Firefox bug: https://bugzilla.mozilla.org/show_bug.cgi?id=1520894
Peter Thatcher covered some of the issues in these presentations: https://docs.google.com/presentation/d/1_xQSoIdN-srjBc-GE_vuQMkxkaer2G-mZBchLPTyY20/ https://www.youtube.com/watch?reload=9&v=VD5GBLBiSxo
@https://github.com/w3c/media-source/issues/256#issuecomment-703011081: Thank you for providing those links. There are several related efforts either in MSEv2 consideration or in other concurrent spec incubations to better support low-latency media playback scenarios:
HTMLMediaElement.latencyHint: https://github.com/whatwg/html/issues/4638 is the current effort being incubated. It is not MSE-specific. Right now, the HTMLMediaElement.latencyHint attribute is in test in Chromium as incubation proceeds. The idea is that it would override any result of the implementation's "live/low-delay" detection heuristic, giving the application more control.
Eviction policies (such as allowing an MSE mode whereby an "infinite length" GOP could be buffered, with caveat that seeking would be disallowed in the extended HTMLMediaElement when using that particular eviction policy). #232 has more information.
WebCodecs: https://github.com/WICG/web-codecs -- lets the app use the platform encoders and decoders for audio/video. Caveat is the app must also handle higher level functions (such as what MSE provides at a middle layer currently) to support canonical media buffering and playback.

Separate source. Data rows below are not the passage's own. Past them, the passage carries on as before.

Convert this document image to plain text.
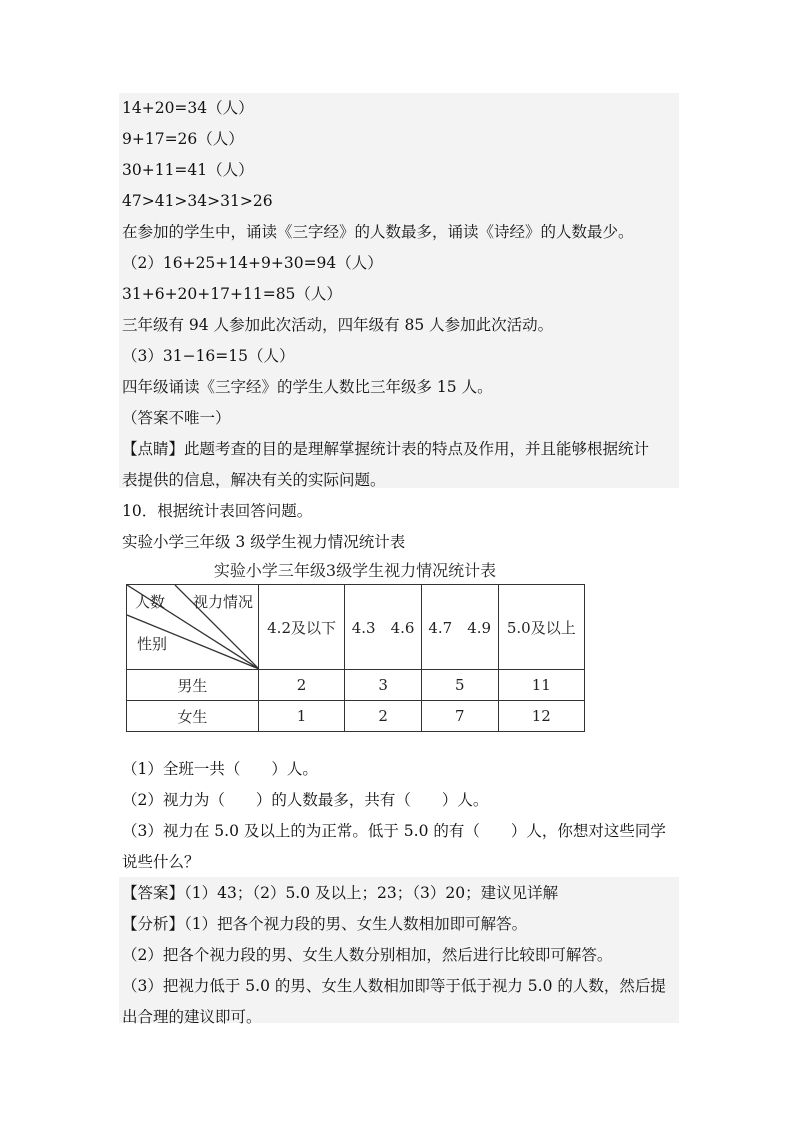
14+20=34（人）
9+17=26（人）
30+11=41（人）
47>41>34>31>26
在参加的学生中，诵读《三字经》的人数最多，诵读《诗经》的人数最少。
（2）16+25+14+9+30=94（人）
31+6+20+17+11=85（人）
三年级有 94 人参加此次活动，四年级有 85 人参加此次活动。
（3）31−16=15（人）
四年级诵读《三字经》的学生人数比三年级多 15 人。
（答案不唯一）
【点睛】此题考查的目的是理解掌握统计表的特点及作用，并且能够根据统计
表提供的信息，解决有关的实际问题。
10．根据统计表回答问题。
实验小学三年级 3 级学生视力情况统计表
实验小学三年级3级学生视力情况统计表
人数 视力情况
性别	4.2及以下	4.3　4.6	4.7　4.9	5.0及以上
男生	2	3	5	11
女生	1	2	7	12
（1）全班一共（　　）人。
（2）视力为（　　）的人数最多，共有（　　）人。
（3）视力在 5.0 及以上的为正常。低于 5.0 的有（　　）人，你想对这些同学
说些什么？
【答案】（1）43；（2）5.0 及以上；23；（3）20；建议见详解
【分析】（1）把各个视力段的男、女生人数相加即可解答。
（2）把各个视力段的男、女生人数分别相加，然后进行比较即可解答。
（3）把视力低于 5.0 的男、女生人数相加即等于低于视力 5.0 的人数，然后提
出合理的建议即可。
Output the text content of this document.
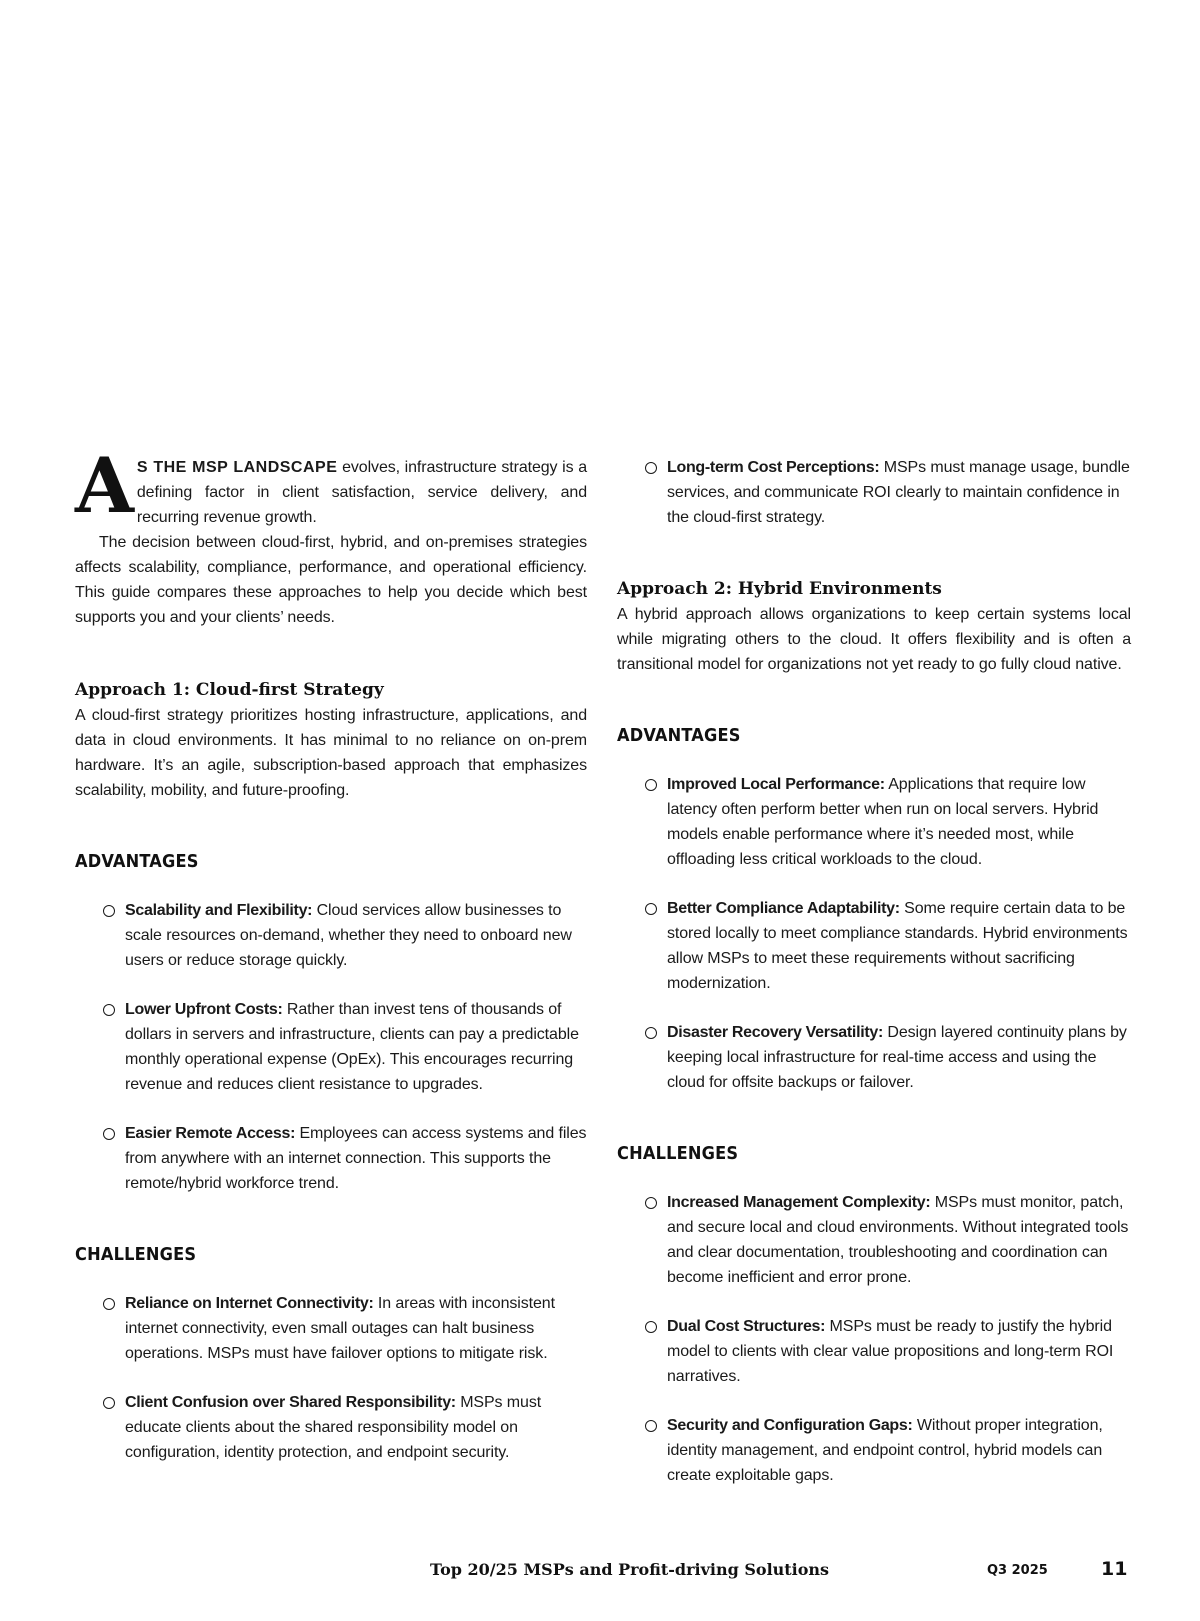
A S THE MSP LANDSCAPE evolves, infrastructure strategy is a defining factor in client satisfaction, service delivery, and recurring revenue growth.

The decision between cloud-first, hybrid, and on-premises strategies affects scalability, compliance, performance, and operational efficiency. This guide compares these approaches to help you decide which best supports you and your clients’ needs.

Approach 1: Cloud-first Strategy

A cloud-first strategy prioritizes hosting infrastructure, applications, and data in cloud environments. It has minimal to no reliance on on-prem hardware. It’s an agile, subscription-based approach that emphasizes scalability, mobility, and future-proofing.

ADVANTAGES
Scalability and Flexibility: Cloud services allow businesses to scale resources on-demand, whether they need to onboard new users or reduce storage quickly.
Lower Upfront Costs: Rather than invest tens of thousands of dollars in servers and infrastructure, clients can pay a predictable monthly operational expense (OpEx). This encourages recurring revenue and reduces client resistance to upgrades.
Easier Remote Access: Employees can access systems and files from anywhere with an internet connection. This supports the remote/hybrid workforce trend.
CHALLENGES
Reliance on Internet Connectivity: In areas with inconsistent internet connectivity, even small outages can halt business operations. MSPs must have failover options to mitigate risk.
Client Confusion over Shared Responsibility: MSPs must educate clients about the shared responsibility model on configuration, identity protection, and endpoint security.
Long-term Cost Perceptions: MSPs must manage usage, bundle services, and communicate ROI clearly to maintain confidence in the cloud-first strategy.
Approach 2: Hybrid Environments

A hybrid approach allows organizations to keep certain systems local while migrating others to the cloud. It offers flexibility and is often a transitional model for organizations not yet ready to go fully cloud native.

ADVANTAGES
Improved Local Performance: Applications that require low latency often perform better when run on local servers. Hybrid models enable performance where it’s needed most, while offloading less critical workloads to the cloud.
Better Compliance Adaptability: Some require certain data to be stored locally to meet compliance standards. Hybrid environments allow MSPs to meet these requirements without sacrificing modernization.
Disaster Recovery Versatility: Design layered continuity plans by keeping local infrastructure for real-time access and using the cloud for offsite backups or failover.
CHALLENGES
Increased Management Complexity: MSPs must monitor, patch, and secure local and cloud environments. Without integrated tools and clear documentation, troubleshooting and coordination can become inefficient and error prone.
Dual Cost Structures: MSPs must be ready to justify the hybrid model to clients with clear value propositions and long-term ROI narratives.
Security and Configuration Gaps: Without proper integration, identity management, and endpoint control, hybrid models can create exploitable gaps.
Top 20/25 MSPs and Profit-driving Solutions	Q3 2025	11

However, there are strong use case overlaps between MSE and WebCodecs in the live, low-latency space.
MSE-in-Workers: (#175): This could help reduce buffering-starvation-induced playback "jank" when the main thread is too busy to feed the MSE API with media to buffer. While not solely for live/low-latency, #175 could contribute to reducing the buffering stalls which could otherwise prevent the playback from maintaining low-latency.
Note that I do not construe any of these efforts currently as invalidating MSE feature requests for appendStream (#14) nor this issue (#256).
WebTransport is a framework which enables data transfer between browsers and servers with support for multiple data flows, unidirectional data flows, out-of-order delivery, variable reliability and pluggable protocols. The WebTransport spec is being developed at the IETF and in parallel the W3C just chartered a new work group to address a browser API. A candidate API has been incubated by the WICG.
The request is for MSE v2 to smoothly integrate with WebTransport API, specifically with support for binding the output of a ReadableStream to the input of a source buffer.